ESER SÖZLEŞMESİNDEN KAYNAKLANAN DAVA

GEREKÇE İÇERMEYEN KARARIN MAHKEME İLAMI NİTELİĞİNDE OLDUĞUNDAN SÖZ EDİLEMEYECEĞİ – GEREKÇESİ OLMAYAN KARARIN TEMYİZ İNCELEMESİNİN YAPILAMAYACAĞI – HÜKMÜN BOZULMASI GEREĞİ

T.C YARGITAY
15.Hukuk Dairesi
Esas: 2016 / 4473
Karar: 2017 / 1629
Karar Tarihi: 10.04.2017

ÖZET: Dava, eser sözleşmesinden kaynaklanmış olup, iş sahibi tarafından açılan asıl davada; davalıya fazla ödenen bedelin iadesi, gecikme nedeni ile cezai şart alacağının ve ayıp ve eksik iş bedellerinin tahsili, davalı yüklenici tarafından açılan birleşen davalarda ise bakiye iş bedelinin tahsili için başlatılan takiplere yapılan itirazın iptâli ile icra inkâr tazminatına hükmedilmesinin talep edilmiştir. Somut olayda; mahkeme kararının gerekçe bölümünde mahkemece alınan rapor ve iki ek rapor aynen yazılmış, gerekçe olarak da sadece asıl ve ek raporun birbirini doğruladığı, raporun gerekçeli ve denetime elverişli ve dosya kapsamına uygun olduğu bildirilmiştir. Raporda belirtilen hususların neden doğru kabul edildiği ve hükme esas alındığı gerekçeli olarak açıklanmadığı gibi raporlarda davacının asıl davadaki eksik ve ayıplı iş ile cezai şart taleplerine yönelik herhangi bir inceleme yapılmamasına rağmen mahkemece reddedilen bu taleplerin ret gerekçeleri de ayrıca kararda açıklanmamıştır. Bu nedenlerle; Anayasa ile teminat altına alınan yargılamanın açıklığı, adil yargılanma hakkı prensibine ve kararların gerekçeli olması gerektiğine dair Anayasa ve Yasa hükümleri açıkça aykırı şekilde bir gerekçe içermeyen kararın mahkeme ilâmı niteliğinde olduğundan söz edilemez. Gerekçesi olmayan bu kararın temyiz incelemesi de yapılamaz.

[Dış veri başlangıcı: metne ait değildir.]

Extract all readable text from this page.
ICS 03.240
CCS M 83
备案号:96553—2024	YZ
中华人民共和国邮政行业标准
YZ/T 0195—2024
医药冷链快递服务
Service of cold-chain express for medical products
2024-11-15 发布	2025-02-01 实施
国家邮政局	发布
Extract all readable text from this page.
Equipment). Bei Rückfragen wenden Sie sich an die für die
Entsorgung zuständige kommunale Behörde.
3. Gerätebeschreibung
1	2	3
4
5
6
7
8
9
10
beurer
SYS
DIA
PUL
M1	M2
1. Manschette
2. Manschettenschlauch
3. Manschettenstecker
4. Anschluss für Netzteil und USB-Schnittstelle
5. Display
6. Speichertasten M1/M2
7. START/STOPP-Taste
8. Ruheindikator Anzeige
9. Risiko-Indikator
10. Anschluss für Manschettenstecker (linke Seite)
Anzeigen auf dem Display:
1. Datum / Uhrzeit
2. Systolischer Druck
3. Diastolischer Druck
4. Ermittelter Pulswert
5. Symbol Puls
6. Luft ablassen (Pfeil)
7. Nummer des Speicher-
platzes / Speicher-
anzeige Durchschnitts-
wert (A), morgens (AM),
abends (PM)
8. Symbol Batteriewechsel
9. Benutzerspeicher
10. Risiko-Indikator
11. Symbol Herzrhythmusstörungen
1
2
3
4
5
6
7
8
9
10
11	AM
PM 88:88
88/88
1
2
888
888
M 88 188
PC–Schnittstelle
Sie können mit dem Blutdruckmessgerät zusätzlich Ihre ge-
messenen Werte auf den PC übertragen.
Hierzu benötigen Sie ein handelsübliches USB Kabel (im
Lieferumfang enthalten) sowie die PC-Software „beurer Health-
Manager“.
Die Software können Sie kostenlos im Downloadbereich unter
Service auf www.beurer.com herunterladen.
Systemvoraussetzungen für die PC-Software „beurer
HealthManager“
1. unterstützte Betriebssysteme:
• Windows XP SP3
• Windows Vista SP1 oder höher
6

(2709 S. K. m. 141) (6100 S. K. m. 186, 297)
Dava: Yukarıda tarih ve numarası yazılı hüküm taraf vekillerince temyiz edilmiş, davacı-birleşen dosyalar davalısı vekili tarafından duruşma istenmiş olmakla duruşma için tayin edilen günde davacı-birleşen dosyalar davalısı vekili Avukat … ile davalı-birleşen dosyalar davacısı vekili Avukat … geldi. Temyiz dilekçelerinin süresi içinde verildiği anlaşıldıktan ve hazır bulunan taraflar avukatları dinlendikten sonra vaktin darlığından ötürü işin incelenerek karara bağlanması başka güne bırakılmıştı. Bu kere dosyadaki kağıtlar okunduktan sonra işin gereği konuşulup düşünüldü:
Karar: Dava, eser sözleşmesinden kaynaklanmış olup, iş sahibi tarafından açılan asıl davada; davalıya fazla ödenen bedelin iadesi, gecikme nedeni ile cezai şart alacağının ve ayıp ve eksik iş bedellerinin tahsili, davalı yüklenici tarafından açılan birleşen davalarda ise bakiye iş bedelinin tahsili için başlatılan takiplere yapılan itirazın iptâli ile icra inkâr tazminatına hükmedilmesinin talep edilmiştir. Mahkemece asıl davanın reddine, birleşen davaların kabulüne ve icra inkâr tazminatının reddine dair verilen karar, taraf vekillerince temyiz edilmiştir.
6100 sayılı HMK’nın 186/1. maddesine göre; mahkeme, tahkikatın bitiminden sonra, sözlü yargılama ve hüküm için tayin olacak gün ve saatte mahkemede hazır bulunmalarını sağlamak amacıyla iki tarafı davet eder. Taraflara çıkartılacak olan davetiyede, belirlenen gün ve saatte mahkemede hazır bulunmadıkları takdirde yokluklarında hüküm verileceği hususu bildirilir. Somut olayda; mahkemece, tarafların 2. ek rapora karşı beyanları alınmış ve akabinde duruşmaya son verildiği bildirilerek yargılama sonlandırılmıştır. HMK’nın 186. maddesi gereğince tahkikat aşamasının bitirildiği bildirilmeden ve sözlü yargılama için ayrı bir yargılama günü verilmeden, böylece usulü işlemler tamamlanmadan esas hakkında karar verilmesi doğru olmamıştır.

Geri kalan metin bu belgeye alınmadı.